C'est peut-être l'une des seules fois que je n'ai pas eu l'impression de regarder un film dit "de banlieue" en me sentant harassé par sa pléthore de clichés, par son manque d'ambition, ou par la pauvreté de ses problématiques. Tout ce qui nous est montré ici semble couler de source, et le naturel des interactions, si l'on excepte quelques séquences un peu maladroites, est remarquable. Je ne connais ni l'environnement de la réalisatrice, ni son rapport au sujet ou aux acteurs, mais je suis persuadé qu'on pourrait y trouver les raisons d'une telle réussite.
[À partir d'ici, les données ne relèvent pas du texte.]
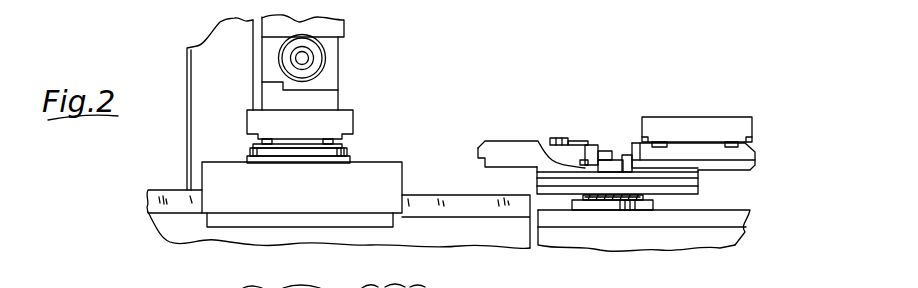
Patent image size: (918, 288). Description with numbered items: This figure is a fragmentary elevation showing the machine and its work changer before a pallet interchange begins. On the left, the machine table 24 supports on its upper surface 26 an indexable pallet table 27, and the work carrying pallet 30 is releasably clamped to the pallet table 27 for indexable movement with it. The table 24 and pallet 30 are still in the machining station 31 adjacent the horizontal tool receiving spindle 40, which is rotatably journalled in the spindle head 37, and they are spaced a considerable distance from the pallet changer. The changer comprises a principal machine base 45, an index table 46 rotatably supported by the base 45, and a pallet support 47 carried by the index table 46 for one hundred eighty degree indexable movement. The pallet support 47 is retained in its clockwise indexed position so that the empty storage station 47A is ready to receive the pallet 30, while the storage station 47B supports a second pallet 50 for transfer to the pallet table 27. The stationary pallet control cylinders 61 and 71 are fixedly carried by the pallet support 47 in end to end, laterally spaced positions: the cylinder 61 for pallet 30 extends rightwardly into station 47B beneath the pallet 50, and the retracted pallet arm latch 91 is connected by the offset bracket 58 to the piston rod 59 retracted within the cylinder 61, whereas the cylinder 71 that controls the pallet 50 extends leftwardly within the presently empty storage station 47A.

The machine table 24 is at (350, 196).
The upper surface 26 is at (219, 158).
The pallet table 27 is at (264, 150).
The work carrying pallet 30 is at (341, 118).
The machining station 31 is at (348, 104).
The spindle head 37 is at (330, 29).
The tool receiving spindle 40 is at (309, 58).
The machine base 45 is at (687, 237).
The index table 46 is at (602, 202).
The pallet support 47 is at (697, 189).
The pallet storage station 47A is at (517, 133).
The pallet storage station 47B is at (760, 134).
The pallet 50 is at (717, 125).
The offset bracket 58 is at (589, 146).
The piston rod 59 is at (592, 157).
The cylinder 61 is at (633, 165).
The cylinder 71 is at (608, 150).
The pallet arm latch 91 is at (570, 137).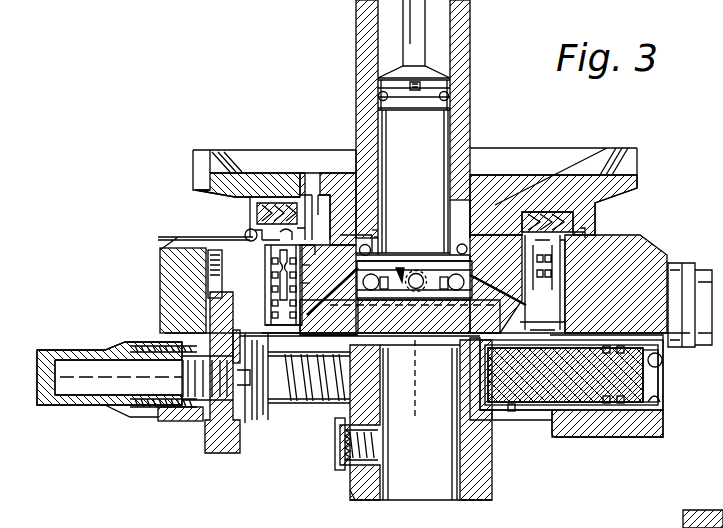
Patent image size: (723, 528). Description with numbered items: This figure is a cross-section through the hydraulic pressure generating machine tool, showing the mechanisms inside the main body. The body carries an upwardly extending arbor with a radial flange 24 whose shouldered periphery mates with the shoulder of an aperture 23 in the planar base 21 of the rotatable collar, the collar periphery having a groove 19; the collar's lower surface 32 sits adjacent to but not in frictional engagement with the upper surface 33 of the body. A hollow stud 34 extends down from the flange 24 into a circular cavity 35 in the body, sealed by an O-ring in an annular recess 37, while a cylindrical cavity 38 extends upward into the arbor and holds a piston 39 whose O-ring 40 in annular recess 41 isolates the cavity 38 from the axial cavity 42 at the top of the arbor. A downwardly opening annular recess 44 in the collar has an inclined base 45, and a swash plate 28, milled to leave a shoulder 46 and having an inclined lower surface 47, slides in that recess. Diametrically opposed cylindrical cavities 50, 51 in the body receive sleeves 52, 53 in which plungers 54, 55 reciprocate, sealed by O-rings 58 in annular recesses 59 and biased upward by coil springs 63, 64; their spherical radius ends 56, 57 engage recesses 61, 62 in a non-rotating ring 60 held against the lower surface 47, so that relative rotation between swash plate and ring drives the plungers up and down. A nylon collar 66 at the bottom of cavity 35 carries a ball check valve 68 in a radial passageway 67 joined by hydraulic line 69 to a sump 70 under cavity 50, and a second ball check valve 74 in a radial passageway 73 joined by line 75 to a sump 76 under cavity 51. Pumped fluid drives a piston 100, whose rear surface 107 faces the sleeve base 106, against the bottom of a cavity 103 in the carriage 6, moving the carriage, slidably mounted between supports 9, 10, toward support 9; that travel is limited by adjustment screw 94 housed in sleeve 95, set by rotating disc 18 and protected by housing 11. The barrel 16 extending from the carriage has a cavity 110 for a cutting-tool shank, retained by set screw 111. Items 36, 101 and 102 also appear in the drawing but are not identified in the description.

The carriage 6 is at (540, 422).
The support 9 is at (178, 422).
The support 10 is at (620, 439).
The housing 11 is at (128, 340).
The barrel 16 is at (492, 480).
The disc 18 is at (215, 456).
The groove 19 is at (198, 178).
The planar base 21 is at (285, 190).
The aperture 23 is at (325, 195).
The radial flange 24 is at (345, 198).
The swash plate 28 is at (258, 210).
The lower surface 32 is at (472, 235).
The upper surface 33 is at (400, 272).
The hollow stud 34 is at (380, 231).
The circular cavity 35 is at (368, 240).
The chamber 36 is at (415, 170).
The annular recess 37 is at (376, 214).
The cylindrical cavity 38 is at (448, 132).
The piston 39 is at (414, 112).
The O-ring 40 is at (449, 97).
The annular recess 41 is at (422, 86).
The axial cavity 42 is at (420, 22).
The annular recess 44 is at (185, 249).
The base 45 is at (275, 200).
The shoulder 46 is at (572, 240).
The lower surface 47 is at (246, 231).
The cylindrical cavity 50 is at (306, 270).
The cylindrical cavity 51 is at (562, 292).
The sleeve 52 is at (306, 284).
The sleeve 53 is at (462, 292).
The plunger 54 is at (306, 252).
The plunger 55 is at (530, 298).
The spherical radius end 56 is at (266, 257).
The spherical radius end 57 is at (573, 255).
The O-ring 58 is at (270, 287).
The annular recess 59 is at (270, 272).
The non-rotating ring 60 is at (525, 236).
The recess 61 is at (284, 200).
The recess 62 is at (468, 245).
The coil spring 63 is at (270, 301).
The coil spring 64 is at (565, 294).
The collar 66 is at (400, 266).
The radial passageway 67 is at (370, 246).
The ball check valve 68 is at (382, 343).
The hydraulic line 69 is at (368, 302).
The sump 70 is at (268, 329).
The radial passageway 73 is at (512, 276).
The ball check valve 74 is at (448, 349).
The hydraulic line 75 is at (458, 355).
The sump 76 is at (566, 326).
The adjustment screw 94 is at (272, 406).
The sleeve 95 is at (140, 408).
The piston 100 is at (565, 439).
The filter 101 is at (600, 350).
The chamber 102 is at (618, 365).
The cavity 103 is at (512, 411).
The sleeve base 106 is at (663, 364).
The rear surface 107 is at (663, 385).
The cavity 110 is at (440, 500).
The set screw 111 is at (335, 455).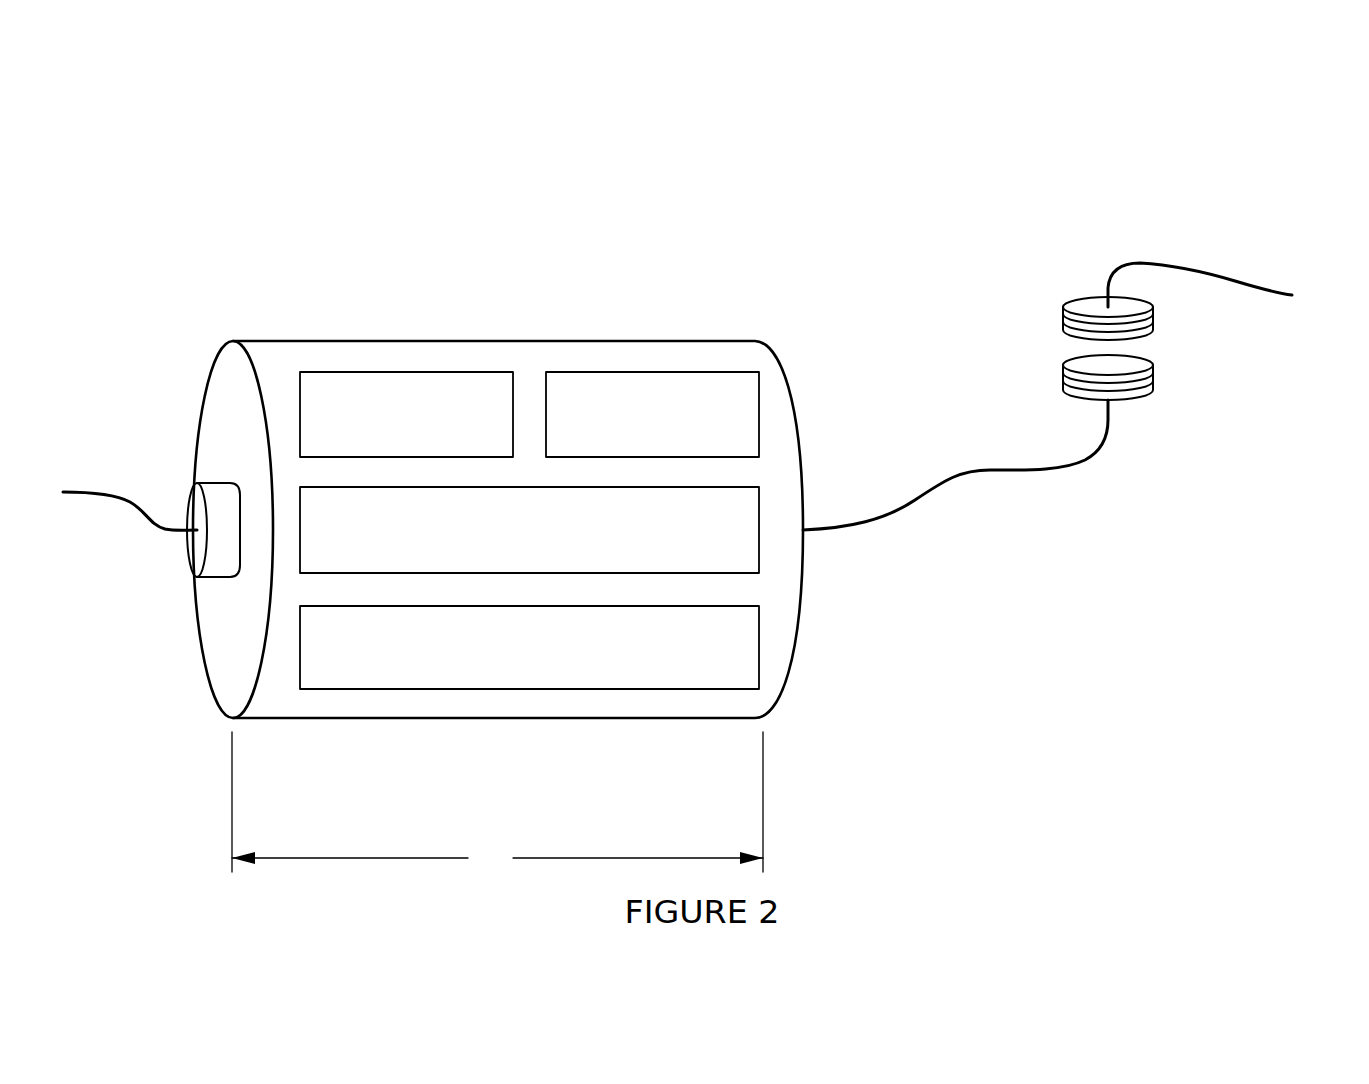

Regarde-moi cache très bien son jeu. L'air de rien, il propose un regard sur un environnement social particulier (usé jusqu'à la corde au cinéma), une cité de banlieue et l'articulation de plusieurs groupes de jeunes y vivant, à la fois original, vif et apaisé. Il cristallise ses enjeux de manière percutante dans un cadre réaliste. L'air de rien, encore, il propose une mise en scène élégante, avec un artifice narratif sous-jacent que l'on ne nous assène pas lourdement, que l'on ne nous impose pas de tout son poids. Le principe du récit qui offre deux fois la même histoire mais vue sous deux angles différents, d'abord masculin dans la première moitié avant d'aborder l'angle féminin dans la seconde, est à la fois totalement assumé, bien pensé et bien amené : il n'essaie pas de nous éblouir dans sa virtuosité et se cantonne à un pragmatisme discret et bienvenu.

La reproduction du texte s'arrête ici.